Ciao Carletto, benvenuto su All Music Italia!
Partiamo subito con le presentazioni. Ti va di raccontare ai nostri lettori cos’è questo Collettivo Salentino?

Ciao, certamente! Il Collettivo Salentino è un progetto musicale, siamo in quattro a farne parte: ci sono io, Carlo Nicoletti detto Carletto, speaker e deejay di RTL 102.5, nato e cresciuto a Firenze, ma legato al Salento per via dei miei genitori originari di lì; Fernando Proce, mio collega di radio, anche lui speaker e deejay come me; infine, i fratelli Carlo Nicco Verrienti, autori e produttori musicali, che tra gli altri, han scritto per VendittiAlessandra Amoroso, Dear JackEmma, Renga

E come vi siete incontrati voi quattro?

No, non ci siamo incontrati! Dunque, Carlo Verrienti lavora anche nel mondo del calcio e io lo conoscevo già, tramite mio fratello (Costantino Nicoletti, manager sportivo e agente di calciatori, ndr). Ci siamo trovati 6 anni fa, una volta a cena a Firenze, e lui mi aveva parlato del fratello Nicco, col quale ci siamo poi scambiati l’amicizia su Facebook e ci siam tenuti in contatto a distanza. Così, un anno fa è arrivata l’idea dei fratelli Verrienti di registrare la canzone Cchiappa lu zinzale, il nostro primo singolo: è stata prodotta così per divertirci, ma poi è diventata popolarissima. Pensa che hanno iniziato a suonarla pure nelle sagre!

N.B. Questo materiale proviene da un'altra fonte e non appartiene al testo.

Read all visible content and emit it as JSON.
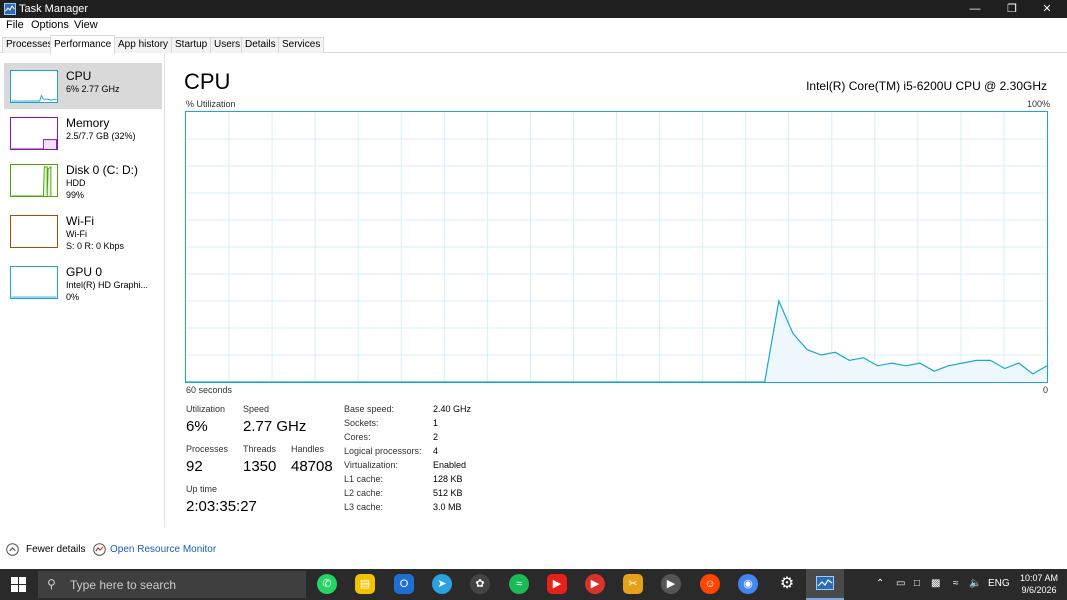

Immagino, Cchiappa lu zinzale è proprio il brano che vi ha lanciato la scorsa estate. 

Sì, è stata la cosa più ganza che potessimo realizzare, eravamo consapevoli che il singolo fosse forte, ma non ci aspettavamo che sarebbe esploso così, dal momento che non avevamo uno zoccolo duro di fan a diffonderlo. E invece, nel giro di una settimana, abbiamo visto le visualizzazioni del lyric video impennarsi, le radio che passano la canzone sempre più spesso… È stato fantastico!

Carletto, che vuol dire oggi essere un collettivo di artisti?

La denominazione di collettivo l’ho proposta io, dato che non siamo una band, non ci vediamo mai, però lavoriamo tutt’insieme: Carlo Nicco scrivono la canzone, sempre Nicco la arrangia, io la risistemo e la canto, e Fernando Proce si occupa più che altro della promozione, anche se all’inizio questa doveva essere locale, niente di più. Siamo una band 2.0 : lavoriamo a distanza, abbiamo una chat di gruppo per confrontarci e ci inviamo le basi con WeTransfer! Del resto, sfruttiamo le potenzialità della rete per necessità: sparsi come siamo tra Roma, Milano e Lecce, è un’impresa beccarsi tutt’insieme nella stessa città.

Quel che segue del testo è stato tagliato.